In a military cell, Strand bribes a guardsman to save a feverish Nick from being moved. Liza helps Dr. Exner with patients at the hospital. Chris is devastated that Liza left voluntarily to help at the hospital, but Travis promises to bring her back. Madison discovers Daniel detaining Adams in the Trans' basement. Alicia and Chris get drunk in and vandalize the abandoned home of a wealthy family. Strand recruits Nick for an escape plot. Travis convinces Moyers' squad to take him to the hospital to check on his friends. While en route, Moyers encourages Travis to shoot a zombie, but Travis is emotionally unable to pull the trigger. The soldiers stop to assist another squad in a building infested by zombies, and most of those soldiers, including Moyers, are overcome. The few survivors flee and drop off Travis near the Safe Zone. Travis learns that Daniel tortured Adams into revealing what "Cobalt" means: in the morning, all civilians will be killed, and the guardsmen will evacuate the city. Griselda dies of septic shock at the hospital; Liza shoots her brain to prevent reanimation. Daniel visits a nearby sports arena to verify Adams' story that it was sealed with 2,000 now-zombified civilians inside.
Reception
"Cobalt" received positive reviews from critics. On Rotten Tomatoes, it garnered a 76% rating with an average score of 7.73/10 based on 21 reviews. The site consensus reads: "In the penultimate episode of Fear the Walking Dead's first season, 'Cobalt' injects new life into its sequestered group of survivors with an intriguing new character." Matt Fowler of IGN gave "Cobalt" a 6.8/10.0 rating stating; "While 'Cobalt' may have set us up for a zombie-filled FTWD finale, it was also sort of a mess.
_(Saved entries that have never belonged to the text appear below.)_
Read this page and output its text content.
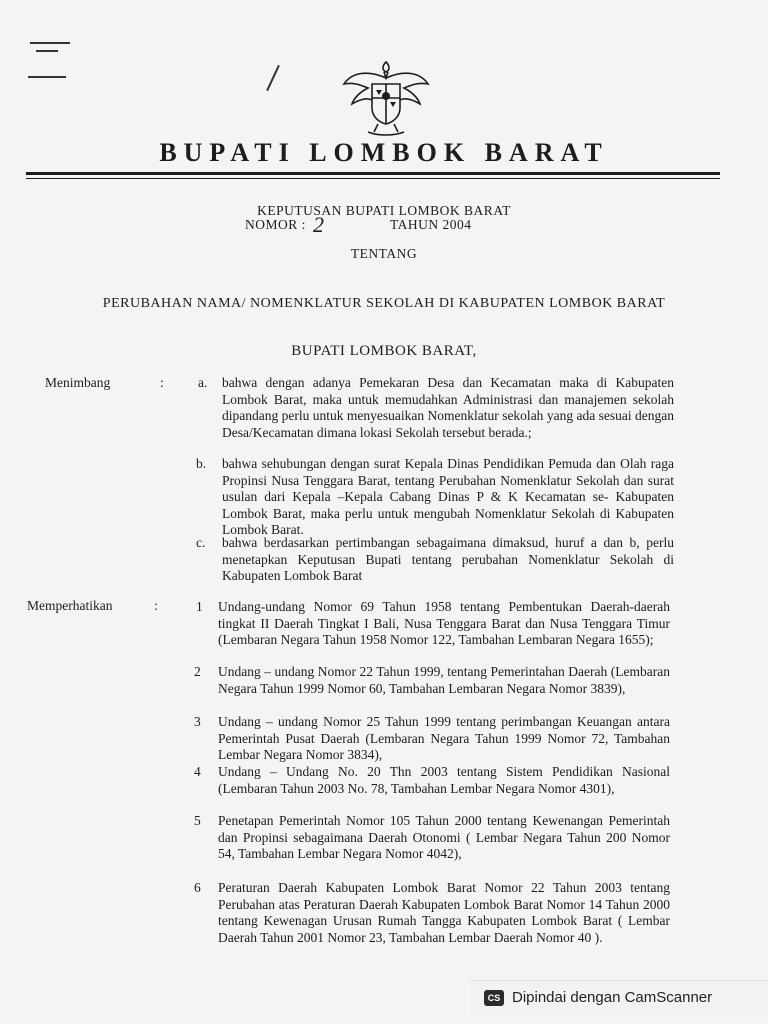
BUPATI LOMBOK BARAT
KEPUTUSAN BUPATI LOMBOK BARAT
NOMOR : 2	TAHUN 2004
TENTANG
PERUBAHAN NAMA/ NOMENKLATUR SEKOLAH DI KABUPATEN LOMBOK BARAT
BUPATI LOMBOK BARAT,
Menimbang	:	a. bahwa dengan adanya Pemekaran Desa dan Kecamatan maka di Kabupaten Lombok Barat, maka untuk memudahkan Administrasi dan manajemen sekolah dipandang perlu untuk menyesuaikan Nomenklatur sekolah yang ada sesuai dengan Desa/Kecamatan dimana lokasi Sekolah tersebut berada.;

b. bahwa sehubungan dengan surat Kepala Dinas Pendidikan Pemuda dan Olah raga Propinsi Nusa Tenggara Barat, tentang Perubahan Nomenklatur Sekolah dan surat usulan dari Kepala –Kepala Cabang Dinas P & K Kecamatan se- Kabupaten Lombok Barat, maka perlu untuk mengubah Nomenklatur Sekolah di Kabupaten Lombok Barat.

c. bahwa berdasarkan pertimbangan sebagaimana dimaksud, huruf a dan b, perlu menetapkan Keputusan Bupati tentang perubahan Nomenklatur Sekolah di Kabupaten Lombok Barat

Memperhatikan	:	1 Undang-undang Nomor 69 Tahun 1958 tentang Pembentukan Daerah-daerah tingkat II Daerah Tingkat I Bali, Nusa Tenggara Barat dan Nusa Tenggara Timur (Lembaran Negara Tahun 1958 Nomor 122, Tambahan Lembaran Negara 1655);

2 Undang – undang Nomor 22 Tahun 1999, tentang Pemerintahan Daerah (Lembaran Negara Tahun 1999 Nomor 60, Tambahan Lembaran Negara Nomor 3839),

3 Undang – undang Nomor 25 Tahun 1999 tentang perimbangan Keuangan antara Pemerintah Pusat Daerah (Lembaran Negara Tahun 1999 Nomor 72, Tambahan Lembar Negara Nomor 3834),

4 Undang – Undang No. 20 Thn 2003 tentang Sistem Pendidikan Nasional (Lembaran Tahun 2003 No. 78, Tambahan Lembar Negara Nomor 4301),

5 Penetapan Pemerintah Nomor 105 Tahun 2000 tentang Kewenangan Pemerintah dan Propinsi sebagaimana Daerah Otonomi ( Lembar Negara Tahun 200 Nomor 54, Tambahan Lembar Negara Nomor 4042),

6 Peraturan Daerah Kabupaten Lombok Barat Nomor 22 Tahun 2003 tentang Perubahan atas Peraturan Daerah Kabupaten Lombok Barat Nomor 14 Tahun 2000 tentang Kewenagan Urusan Rumah Tangga Kabupaten Lombok Barat ( Lembar Daerah Tahun 2001 Nomor 23, Tambahan Lembar Daerah Nomor 40 ).

CS Dipindai dengan CamScanner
Travis continued to do nothing except witness things while, for some reason, an evacuation plan needed to be brutally tortured out of a National Guardsman who should have been on the Salazar family's side given his feelings for Ofelia. Granted, there were some nice, dark Daniel moments here, but there were too many puzzle pieces missing. Even Madison felt wasted this week." Josh Modell writing for The A.V. Club praised the episode with a qualification of B+ and in his review he said: "The question that had interested/nagged me a bit over Fear The Walking Dead's first few episodes was answered tonight, in a couple of interesting, insightful ways". Jeremy Egner of New York Times praised the episode and wrote: "Titled "Cobalt," the episode was an anxious, nervy hour that resisted overwrought obviousness - the Achilles' heel of The Walking Dead - in favor of shaded musings on the moral relativism of the survival instinct".
Ratings
"Cobalt" was seen by 6.70 million viewers in the United States on its original air date, slightly above the previous episodes rating of 6.62 million. "Cobalt" was the first episode of Fear the Walking Dead to have a higher viewership than its previous episode.